When my community based training group (CBT) and our Language, Cultural Facilitator (LCF) arrived into Zaouiat we were all delivered like babies in a basket to our home stay families. Everyone was very nice to us but with our limited vocabulary it was difficult to explain ourselves. We arrived with a vocabulary bank of 5 or so words which couldn’t get us past “Thank you” and “How are you?”. The first day I walked around with a little notebook and pen recording everything I could point to. At arrival, two of the home stay families pulled out last minute and two of the girls in my CBT group were periodically destitute. Fortunately within fifteen minutes of inquiry two families graciously opened their homes to them and we all were successfully placed within a family. We all were fortunately only a few steps away from one another. My family consists of my mother father and my 15 year old brother. I have three sisters. One is 23 and lives and works in Ifran, another is 20 and lives in Meknes and one is 22 and lives in Zaouiat with her husband. After briefly settling into our housing situation we went straight to our LCF’s house to being language lessons and make lunch.

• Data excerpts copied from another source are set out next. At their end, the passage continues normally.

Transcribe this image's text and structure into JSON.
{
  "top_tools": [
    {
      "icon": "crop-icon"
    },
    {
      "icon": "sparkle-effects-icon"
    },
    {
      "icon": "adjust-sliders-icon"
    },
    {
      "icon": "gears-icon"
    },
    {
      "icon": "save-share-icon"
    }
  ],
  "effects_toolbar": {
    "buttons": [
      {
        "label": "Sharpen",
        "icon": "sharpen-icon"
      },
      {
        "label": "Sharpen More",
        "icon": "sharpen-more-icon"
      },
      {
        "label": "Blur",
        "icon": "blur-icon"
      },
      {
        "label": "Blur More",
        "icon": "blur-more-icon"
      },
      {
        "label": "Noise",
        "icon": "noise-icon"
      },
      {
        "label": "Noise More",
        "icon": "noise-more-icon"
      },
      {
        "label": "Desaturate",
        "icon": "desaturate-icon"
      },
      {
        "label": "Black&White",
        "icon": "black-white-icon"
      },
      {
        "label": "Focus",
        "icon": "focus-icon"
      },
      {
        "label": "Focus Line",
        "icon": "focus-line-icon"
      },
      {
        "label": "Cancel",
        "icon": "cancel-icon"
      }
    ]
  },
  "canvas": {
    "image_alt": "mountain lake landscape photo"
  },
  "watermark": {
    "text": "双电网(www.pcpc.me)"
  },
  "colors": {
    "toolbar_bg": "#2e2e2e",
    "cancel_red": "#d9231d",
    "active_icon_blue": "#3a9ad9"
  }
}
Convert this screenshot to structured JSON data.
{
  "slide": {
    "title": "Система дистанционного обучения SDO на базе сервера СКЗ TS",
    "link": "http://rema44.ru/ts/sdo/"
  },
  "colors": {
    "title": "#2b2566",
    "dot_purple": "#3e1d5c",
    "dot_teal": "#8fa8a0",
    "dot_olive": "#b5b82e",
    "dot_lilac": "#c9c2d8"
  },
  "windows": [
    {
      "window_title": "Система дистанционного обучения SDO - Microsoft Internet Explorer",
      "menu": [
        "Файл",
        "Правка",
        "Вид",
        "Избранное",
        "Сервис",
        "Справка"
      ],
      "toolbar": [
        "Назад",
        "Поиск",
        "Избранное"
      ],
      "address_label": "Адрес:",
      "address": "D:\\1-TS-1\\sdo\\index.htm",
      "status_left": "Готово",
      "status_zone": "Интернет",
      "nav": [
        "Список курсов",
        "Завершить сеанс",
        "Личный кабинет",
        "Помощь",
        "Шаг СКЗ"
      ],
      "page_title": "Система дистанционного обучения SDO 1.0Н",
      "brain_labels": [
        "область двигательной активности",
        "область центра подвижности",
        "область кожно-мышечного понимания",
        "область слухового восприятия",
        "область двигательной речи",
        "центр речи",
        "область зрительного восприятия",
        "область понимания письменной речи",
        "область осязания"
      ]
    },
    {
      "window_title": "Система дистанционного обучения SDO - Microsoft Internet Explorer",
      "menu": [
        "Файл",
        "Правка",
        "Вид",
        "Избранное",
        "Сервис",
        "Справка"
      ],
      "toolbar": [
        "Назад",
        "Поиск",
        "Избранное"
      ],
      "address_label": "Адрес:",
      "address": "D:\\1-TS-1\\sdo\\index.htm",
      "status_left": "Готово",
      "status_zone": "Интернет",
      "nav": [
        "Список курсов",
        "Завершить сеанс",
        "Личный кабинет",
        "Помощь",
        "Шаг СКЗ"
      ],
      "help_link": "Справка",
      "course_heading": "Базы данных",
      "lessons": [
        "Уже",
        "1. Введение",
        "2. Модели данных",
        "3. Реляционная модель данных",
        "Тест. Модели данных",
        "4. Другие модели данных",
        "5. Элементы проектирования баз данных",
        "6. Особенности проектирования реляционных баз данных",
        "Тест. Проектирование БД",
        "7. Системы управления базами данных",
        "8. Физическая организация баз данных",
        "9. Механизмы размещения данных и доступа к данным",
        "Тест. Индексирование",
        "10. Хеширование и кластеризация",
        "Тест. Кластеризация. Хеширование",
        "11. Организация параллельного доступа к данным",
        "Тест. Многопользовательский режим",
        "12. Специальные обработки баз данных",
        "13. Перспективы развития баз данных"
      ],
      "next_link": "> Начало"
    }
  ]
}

During the time which we arrived, the whole community of Zaouiat was fasting for Ramadan and we had difficulty finding bread. An endearing woman over heard that we were in need of bread and she brought out a fresh loaf she had just baked to give to us. For a people who are said to live in poverty, the hospitality emanated is rich in quantity and quality. From the beginning our group felt welcomed and protected by the community. Everyone’s host mothers even insisted on accompanying us to class on the first day, afraid and assured that we would get lost despite literally being around the corner from where we all lived.